Ordinary Lives

Ordinary Lives

Italian internment exhibit timely and relevant

Steady stream of visitors view exhibit at Trail library as display soon to be headed back East

Given the events of today, the exhibit showing at the Trail and District Public Library is both timely and relevant, says Karen McDonnell.

“With the arrival of Syrian refugees and the war of words regarding the Muslim community, I think it is important to remember where we were and where we need to be,” explained McDonnell, vice chair of the library board. “Those are events we should never allow to be repeated. Education is key and that is one of the mandates of a library.”

Up to 20 people a day made a visit to Ordinary Lives, Extraordinary Times: Italian Canadian Internment Experience since it opened in January.

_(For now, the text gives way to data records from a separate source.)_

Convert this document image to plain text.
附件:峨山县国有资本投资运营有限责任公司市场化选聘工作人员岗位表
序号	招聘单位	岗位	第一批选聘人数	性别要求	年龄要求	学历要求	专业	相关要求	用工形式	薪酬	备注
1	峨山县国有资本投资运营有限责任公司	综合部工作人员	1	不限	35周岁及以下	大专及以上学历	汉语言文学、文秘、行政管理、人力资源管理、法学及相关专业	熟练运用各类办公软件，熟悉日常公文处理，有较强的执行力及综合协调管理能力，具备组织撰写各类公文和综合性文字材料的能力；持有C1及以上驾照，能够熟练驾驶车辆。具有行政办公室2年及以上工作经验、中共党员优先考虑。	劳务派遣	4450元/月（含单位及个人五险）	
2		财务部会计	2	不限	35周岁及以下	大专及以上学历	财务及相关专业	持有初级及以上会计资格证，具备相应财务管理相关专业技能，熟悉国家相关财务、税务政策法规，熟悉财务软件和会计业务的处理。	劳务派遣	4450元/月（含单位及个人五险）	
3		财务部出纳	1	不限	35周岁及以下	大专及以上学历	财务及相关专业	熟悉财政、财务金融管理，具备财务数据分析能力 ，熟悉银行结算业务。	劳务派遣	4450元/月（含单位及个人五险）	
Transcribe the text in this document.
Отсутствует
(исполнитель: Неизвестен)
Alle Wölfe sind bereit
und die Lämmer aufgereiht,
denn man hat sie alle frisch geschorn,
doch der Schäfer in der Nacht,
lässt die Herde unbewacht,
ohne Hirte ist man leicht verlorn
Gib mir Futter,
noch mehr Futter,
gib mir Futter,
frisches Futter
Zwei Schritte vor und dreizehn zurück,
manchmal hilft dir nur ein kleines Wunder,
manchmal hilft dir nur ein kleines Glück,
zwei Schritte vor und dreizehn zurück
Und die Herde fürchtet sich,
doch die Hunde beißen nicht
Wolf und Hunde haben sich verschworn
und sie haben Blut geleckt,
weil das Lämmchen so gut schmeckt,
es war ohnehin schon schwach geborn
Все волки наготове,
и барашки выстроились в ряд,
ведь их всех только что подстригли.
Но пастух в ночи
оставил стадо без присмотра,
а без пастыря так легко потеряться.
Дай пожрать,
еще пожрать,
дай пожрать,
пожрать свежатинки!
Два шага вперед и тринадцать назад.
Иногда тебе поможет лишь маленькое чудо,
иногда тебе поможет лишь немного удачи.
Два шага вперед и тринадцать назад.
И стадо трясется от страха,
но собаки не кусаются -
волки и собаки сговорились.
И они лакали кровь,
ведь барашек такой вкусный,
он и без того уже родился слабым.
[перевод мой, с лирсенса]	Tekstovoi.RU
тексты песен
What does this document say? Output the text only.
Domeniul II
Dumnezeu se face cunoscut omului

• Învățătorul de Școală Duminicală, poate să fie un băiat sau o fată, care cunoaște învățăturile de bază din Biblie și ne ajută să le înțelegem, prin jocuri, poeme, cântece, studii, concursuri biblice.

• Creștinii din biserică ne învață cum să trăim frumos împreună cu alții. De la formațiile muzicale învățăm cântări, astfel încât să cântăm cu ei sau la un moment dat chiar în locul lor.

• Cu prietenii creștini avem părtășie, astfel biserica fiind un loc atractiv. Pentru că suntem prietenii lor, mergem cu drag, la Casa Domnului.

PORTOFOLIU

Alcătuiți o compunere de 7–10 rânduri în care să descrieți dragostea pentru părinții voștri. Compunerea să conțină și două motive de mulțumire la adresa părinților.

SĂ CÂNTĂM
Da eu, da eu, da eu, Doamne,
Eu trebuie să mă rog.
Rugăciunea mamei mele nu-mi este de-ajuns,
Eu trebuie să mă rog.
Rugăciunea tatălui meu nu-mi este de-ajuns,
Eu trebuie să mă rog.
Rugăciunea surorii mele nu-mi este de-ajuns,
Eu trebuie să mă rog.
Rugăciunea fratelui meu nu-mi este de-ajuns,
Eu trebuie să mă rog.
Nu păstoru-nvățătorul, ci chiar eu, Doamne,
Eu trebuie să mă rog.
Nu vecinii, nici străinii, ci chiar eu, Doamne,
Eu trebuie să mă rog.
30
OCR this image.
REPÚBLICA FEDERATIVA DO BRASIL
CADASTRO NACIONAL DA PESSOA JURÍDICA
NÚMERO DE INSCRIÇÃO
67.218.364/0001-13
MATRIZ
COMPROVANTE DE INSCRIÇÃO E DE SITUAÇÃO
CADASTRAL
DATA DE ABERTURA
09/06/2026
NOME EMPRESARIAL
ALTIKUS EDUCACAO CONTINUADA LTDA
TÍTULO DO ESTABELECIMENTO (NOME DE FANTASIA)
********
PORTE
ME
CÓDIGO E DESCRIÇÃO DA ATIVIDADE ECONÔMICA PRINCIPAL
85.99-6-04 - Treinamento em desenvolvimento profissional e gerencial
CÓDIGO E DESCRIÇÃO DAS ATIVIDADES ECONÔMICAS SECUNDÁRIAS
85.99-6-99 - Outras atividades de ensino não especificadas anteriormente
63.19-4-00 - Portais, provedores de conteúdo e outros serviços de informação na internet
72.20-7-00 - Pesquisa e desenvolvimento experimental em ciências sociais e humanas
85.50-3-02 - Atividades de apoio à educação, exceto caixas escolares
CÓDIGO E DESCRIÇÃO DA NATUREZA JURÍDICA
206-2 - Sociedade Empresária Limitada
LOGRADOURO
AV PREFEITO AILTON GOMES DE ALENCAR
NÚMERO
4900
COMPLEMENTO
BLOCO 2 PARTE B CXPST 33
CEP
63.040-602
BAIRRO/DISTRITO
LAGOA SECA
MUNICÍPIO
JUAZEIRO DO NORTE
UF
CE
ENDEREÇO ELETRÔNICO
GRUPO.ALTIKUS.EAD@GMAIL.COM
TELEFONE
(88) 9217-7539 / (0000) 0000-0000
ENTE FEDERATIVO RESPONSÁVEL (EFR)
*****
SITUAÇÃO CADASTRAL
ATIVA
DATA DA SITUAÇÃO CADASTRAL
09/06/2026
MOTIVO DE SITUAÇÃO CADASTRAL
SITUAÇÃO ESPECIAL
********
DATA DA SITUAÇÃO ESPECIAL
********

Most were from the West Kootenay, though visitors from Washington State, Hungary and Brazil signed the visitors’ log, all giving the exhibit a thumbs up.

“I remember leaving the hockey game one night and the number of people who were looking at the exhibit, as well as looking at the THS (Trail Historical Society) exhibits, was great,” said McDonnell.

“We were a bit worried about leaving it open all the time, but I think that definitely provided a unique situation for those visiting Trail for whatever reason,” she added. “It was a bit of work (bringing in the exhibit) but the learning experiences provided for all age levels was terrific.”

The vice chair acknowledges that even though decades have passed, the Italian Canadian internment experience still evokes raw memories that are best left to rest for some, including one local family.

But overall, the on-loan exhibit from the Toronto Columbus Centre generated a favourable community buzz and sometimes bridged the gap between young and older Greater Trail citizens.

“I think those that visited were pleased they had come, it was information and for most,  an unknown piece of history,” McDonnell said.

“There were a number of school groups that viewed the exhibit and when the numbers required, Kathryn Foley (library director) and her staff helped with the students,” she added. “On at least one occasion Ray Tenisci came by to tell the students about his early life in Trail.”

Tenisci’s father, Fioravante (Fred) Tenisci was arrested and interned for three years at Petawawa before he returned to Trail, married and raised 10 children.

Another local person, Christine DeMarco, spoke with visiting community groups about the profound impact her grandfather’s internment had on the family, including the loss of cultural heritage.

DeMarco joined a group of Nelson retirees last Friday and shared her grandfather’s story.

“We did not grow up speaking Italian,” said DeMarco. “English was our first language spoken in the home, Italian accents faded and many in our community changed their names to sound more French or more English,” she explained. “This language suicide resulted in grandchildren who could no longer communicate with their grandparents.”

The audio visual exhibit, which includes a photo of DeMarco’s grandmother, is showing on the Red Floor in the Trail Memorial Centre until March 31.

“Every time I come to see the exhibit I learn something new,” said McDonnell. “There are always new insights and little stories that are shared.”

On June 10, 1940, RCMP and local authorities launched raids on certain homes labelled “fascist” the Canadian government claimed were threats to national security. Hundreds of Italian Canadians, including seven men from Trail, were arrested and held in prison or remote camps during the Second World War but no interned Italian was ever charged or convicted of a war-related crime.

For decades, little was known about this dark period of Canadian history. The primary reason being the interned men and their families chose to erase this episode of their lives and not speak about it privately or publicly.